Unfortunately, like so many other personalities, he has begun to believe his own publicity. Back then he stood out by saying a reporter should: "stand aside and allow the story to tell itself" and he believed it. Now, HE WANTS to be the story it seems, and that is very disappointing.
I'm not going into the specifics. Perhaps he needs a "time out," to find himself again.
Hope his return to NOLA is about NOLA and not the "celebs" that happen to live there.

Anonymous said...

So happy to see you back :) Thank you for your post. Hmmm like to see follow-ups of 2 stories Jaanza mentioned and can you pls update on the dog pictured in pic No.15? :) Thank you.

Anonymous said...

My father passed away Aug 19,2005. My memories are really hazy during that period. Watching News about Katrina was so hard. Worring about my brother who was in Lake Charles and seeing all the people in new orleans superdome and convention center. Soul wrentching.

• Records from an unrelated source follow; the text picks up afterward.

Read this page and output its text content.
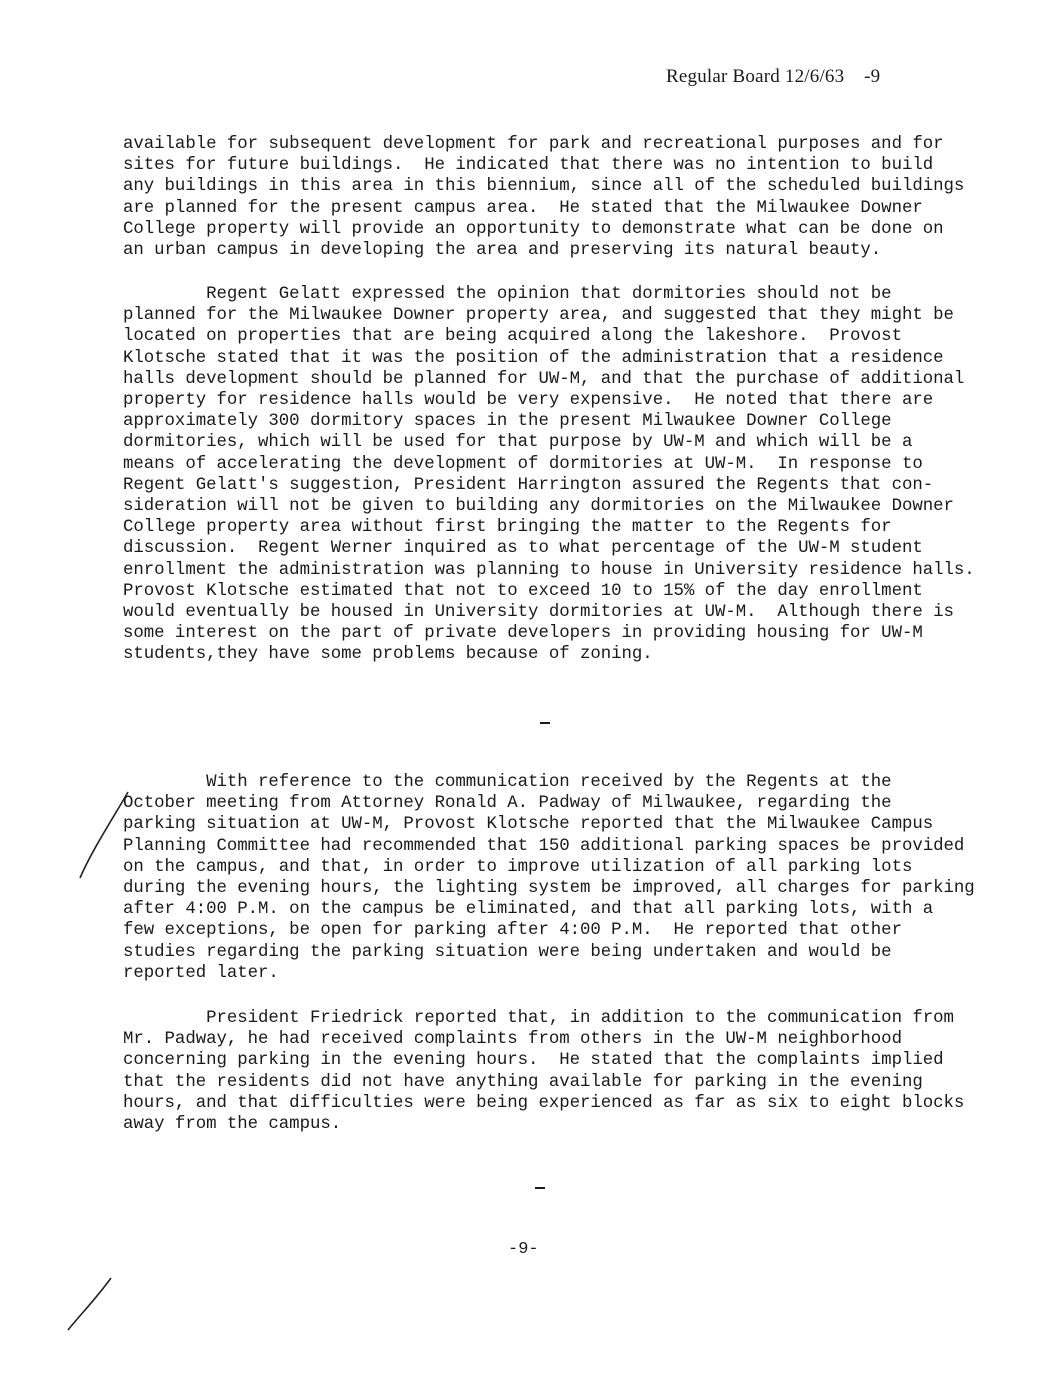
Regular Board 12/6/63 -9
available for subsequent development for park and recreational purposes and for
sites for future buildings.  He indicated that there was no intention to build
any buildings in this area in this biennium, since all of the scheduled buildings
are planned for the present campus area.  He stated that the Milwaukee Downer
College property will provide an opportunity to demonstrate what can be done on
an urban campus in developing the area and preserving its natural beauty.
Regent Gelatt expressed the opinion that dormitories should not be
planned for the Milwaukee Downer property area, and suggested that they might be
located on properties that are being acquired along the lakeshore.  Provost
Klotsche stated that it was the position of the administration that a residence
halls development should be planned for UW-M, and that the purchase of additional
property for residence halls would be very expensive.  He noted that there are
approximately 300 dormitory spaces in the present Milwaukee Downer College
dormitories, which will be used for that purpose by UW-M and which will be a
means of accelerating the development of dormitories at UW-M.  In response to
Regent Gelatt's suggestion, President Harrington assured the Regents that con-
sideration will not be given to building any dormitories on the Milwaukee Downer
College property area without first bringing the matter to the Regents for
discussion.  Regent Werner inquired as to what percentage of the UW-M student
enrollment the administration was planning to house in University residence halls.
Provost Klotsche estimated that not to exceed 10 to 15% of the day enrollment
would eventually be housed in University dormitories at UW-M.  Although there is
some interest on the part of private developers in providing housing for UW-M
students,they have some problems because of zoning.
With reference to the communication received by the Regents at the
October meeting from Attorney Ronald A. Padway of Milwaukee, regarding the
parking situation at UW-M, Provost Klotsche reported that the Milwaukee Campus
Planning Committee had recommended that 150 additional parking spaces be provided
on the campus, and that, in order to improve utilization of all parking lots
during the evening hours, the lighting system be improved, all charges for parking
after 4:00 P.M. on the campus be eliminated, and that all parking lots, with a
few exceptions, be open for parking after 4:00 P.M.  He reported that other
studies regarding the parking situation were being undertaken and would be
reported later.
President Friedrick reported that, in addition to the communication from
Mr. Padway, he had received complaints from others in the UW-M neighborhood
concerning parking in the evening hours.  He stated that the complaints implied
that the residents did not have anything available for parking in the evening
hours, and that difficulties were being experienced as far as six to eight blocks
away from the campus.
-9-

Thank You for your post today. I read Andersons book loved it As hard as it isto remember, Forgetting is unaceptable.

Keep up the good work.

Kathy

Anonymous said...

So only 2 days of Anderson this week in Nola? I am assuming Friday is taped as usual.

Jacq said...

Your recap was great. I, too enjoyed watching AC at his best and I wonder how all of those people are doing. An extensive follow-up would be great.
Also, for anyone who has not read AC book please do so. He talks about so many intesting and sad places he has covered. You feel like you have had an education, as well as,a few insights into AC's life.

Jaanza said...

I was finally able to watch the videos on the better computer. The woman I was referring to earlier is in the Waveland video (Connelly?).

What will be the lead story tonight? The Miners in Chile? The judge ruling against federal funding for stem cell research? Please not the mosque or Schlessinger.